Благодаря увлечению матери он знал все виды растений, растущих в саду, и мог подобрать неплохой состав, например для грудного сбора. Но отец, как и в случае с таксидермией, не любил, когда старший слонялся среди травы без особого толка, а потому времени, которое можно было провести наедине с собой и природой, у парня практически не было.
Достигнув конца тропинки, Герман подошел к боковой стороне особняка, принявшись украдкой заглядывать в огромного размера окна в мелкую расстекловку. Сквозь рамы виднелось убранство гостиной, в которой, к огромному облегчению юноши, сейчас никого не было. Должно быть, приближалось время чаепития, и слуги, не ждавшие никого из хозяев так рано, вовсю занимались на кухне. Шанс столкнуться лишь с полуслепым лакеем Смитом на входе и не обнаружить себя никому из самых нервных, был очень велик.
Пробегая под окнами, Бодрийяр-младший пригнулся, но уже для пущего бдения. Благодаря своим длинным и тонким ногам он двигался быстро и практически бесшумно, как будто бы перепрыгивая через поверхности и почти не касаясь земли.
Подъем на крыльцо озарил пространство несколькими привычными скрипами, однако они были достаточно глухими для того, чтобы не привлекать внимания к новопришедшему. Оставалось надеяться лишь на то, что Смит, отворяя входную дверь, как и всегда, забудет надеть свои очки.
Юноша приблизился ко входу в дом и постучал позолоченным молотком о дубовую поверхность. Лакея, которому близился уже седьмой десяток, быстро ждать не приходилось, а потому Герман, испытывая подобие страха, осматривал террасу вокруг себя на предмет забытых вещиц.

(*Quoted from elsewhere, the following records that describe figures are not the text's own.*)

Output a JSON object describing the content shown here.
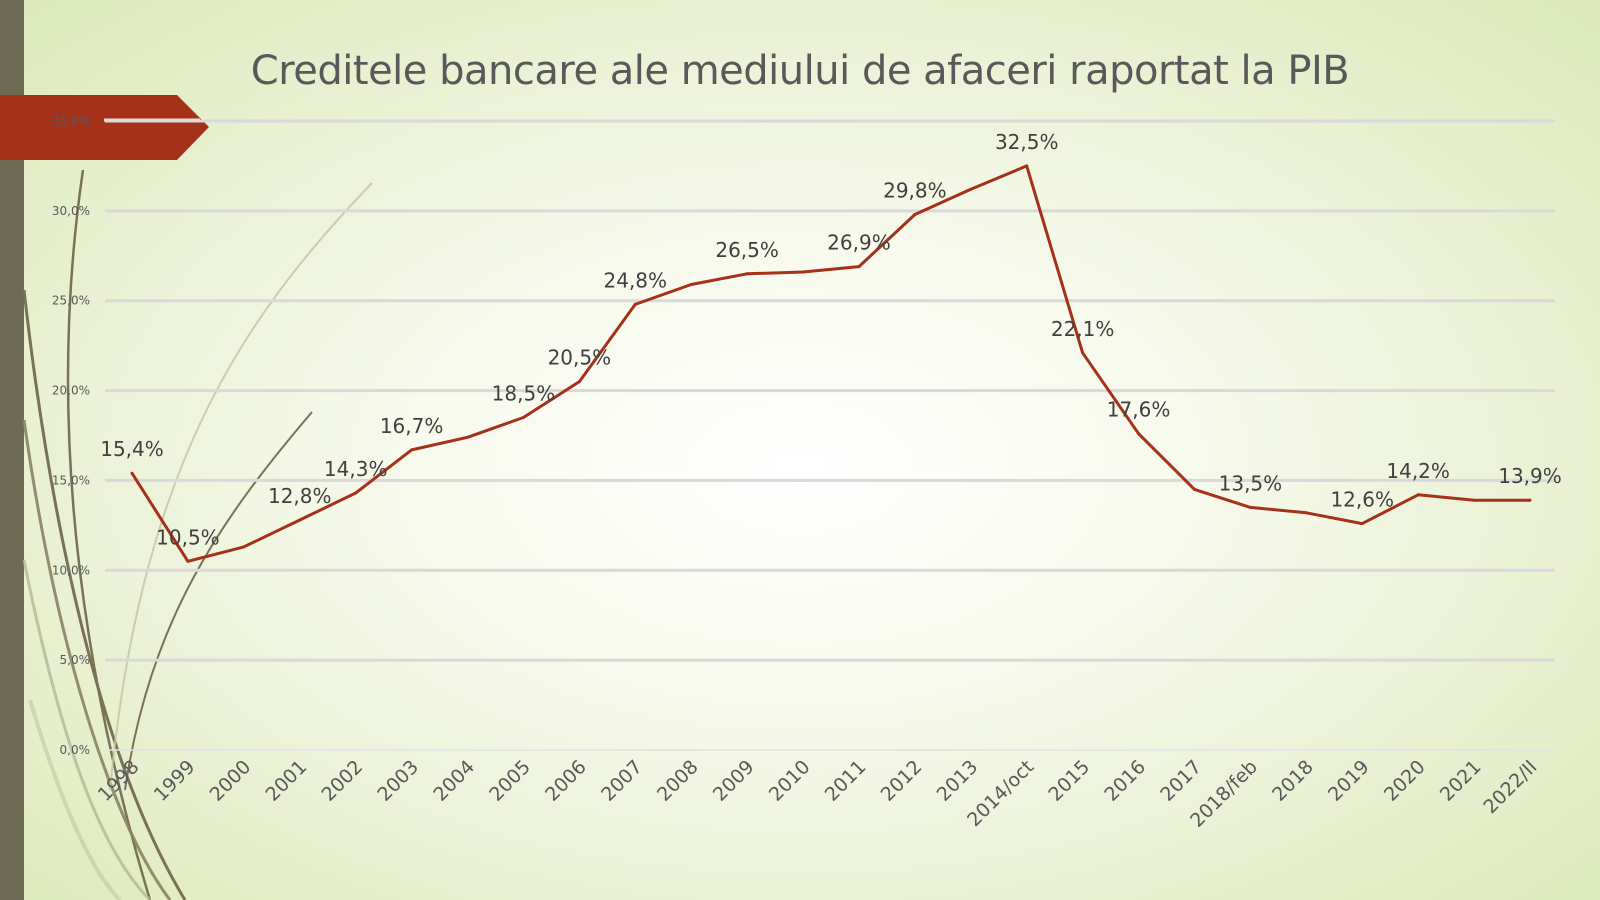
{
  "chart_data": {
    "type": "line",
    "title": "Creditele bancare ale mediului de afaceri raportat la PIB",
    "categories": [
      "1998",
      "1999",
      "2000",
      "2001",
      "2002",
      "2003",
      "2004",
      "2005",
      "2006",
      "2007",
      "2008",
      "2009",
      "2010",
      "2011",
      "2012",
      "2013",
      "2014/oct",
      "2015",
      "2016",
      "2017",
      "2018/feb",
      "2018",
      "2019",
      "2020",
      "2021",
      "2022/II"
    ],
    "series": [
      {
        "values": [
          15.4,
          10.5,
          11.3,
          12.8,
          14.3,
          16.7,
          17.4,
          18.5,
          20.5,
          24.8,
          25.9,
          26.5,
          26.6,
          26.9,
          29.8,
          31.2,
          32.5,
          22.1,
          17.6,
          14.5,
          13.5,
          13.2,
          12.6,
          14.2,
          13.9,
          13.9
        ],
        "color": "#a5311a"
      }
    ],
    "data_labels": [
      {
        "index": 0,
        "text": "15,4%"
      },
      {
        "index": 1,
        "text": "10,5%"
      },
      {
        "index": 3,
        "text": "12,8%"
      },
      {
        "index": 4,
        "text": "14,3%"
      },
      {
        "index": 5,
        "text": "16,7%"
      },
      {
        "index": 7,
        "text": "18,5%"
      },
      {
        "index": 8,
        "text": "20,5%"
      },
      {
        "index": 9,
        "text": "24,8%"
      },
      {
        "index": 11,
        "text": "26,5%"
      },
      {
        "index": 13,
        "text": "26,9%"
      },
      {
        "index": 14,
        "text": "29,8%"
      },
      {
        "index": 16,
        "text": "32,5%"
      },
      {
        "index": 17,
        "text": "22,1%"
      },
      {
        "index": 18,
        "text": "17,6%"
      },
      {
        "index": 20,
        "text": "13,5%"
      },
      {
        "index": 22,
        "text": "12,6%"
      },
      {
        "index": 23,
        "text": "14,2%"
      },
      {
        "index": 25,
        "text": "13,9%"
      }
    ],
    "yticks": [
      "0,0%",
      "5,0%",
      "10,0%",
      "15,0%",
      "20,0%",
      "25,0%",
      "30,0%",
      "35,0%"
    ],
    "ylim": [
      0,
      35
    ],
    "grid": true,
    "legend": "none",
    "xlabel": "",
    "ylabel": ""
  },
  "colors": {
    "accent": "#a5311a",
    "grid": "#d9d9d9",
    "left_bar": "#6f6a53",
    "curves": "#7a7256"
  }
}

Но внимание его привлекла лишь напольная ваза, стоящая возле, покрытого листьями и сезонной пылью, низенького буфета. В ней, скорее для того, чтобы привлекать дополнительное внимание гостей к фасаду дома, стояли высокие кустовые розы ярко-алого цвета. Должно быть, они были куплены в городе, где продавали любые растения круглый год, и служили украшением в прошлый четверг, а потому теперь выглядели из рук вон плохо. Замерзшие и, одновременно с этим, увядшие бутоны представляли собой бордовую массу, лишь отдаленно теперь напоминающую структуру лепестков. Минуты шли, но старичок Смит все не торопился открывать двери, а старший сын Бодрийяров глядел на еле живую композицию словно завороженный, не в силах переключить свое внимание.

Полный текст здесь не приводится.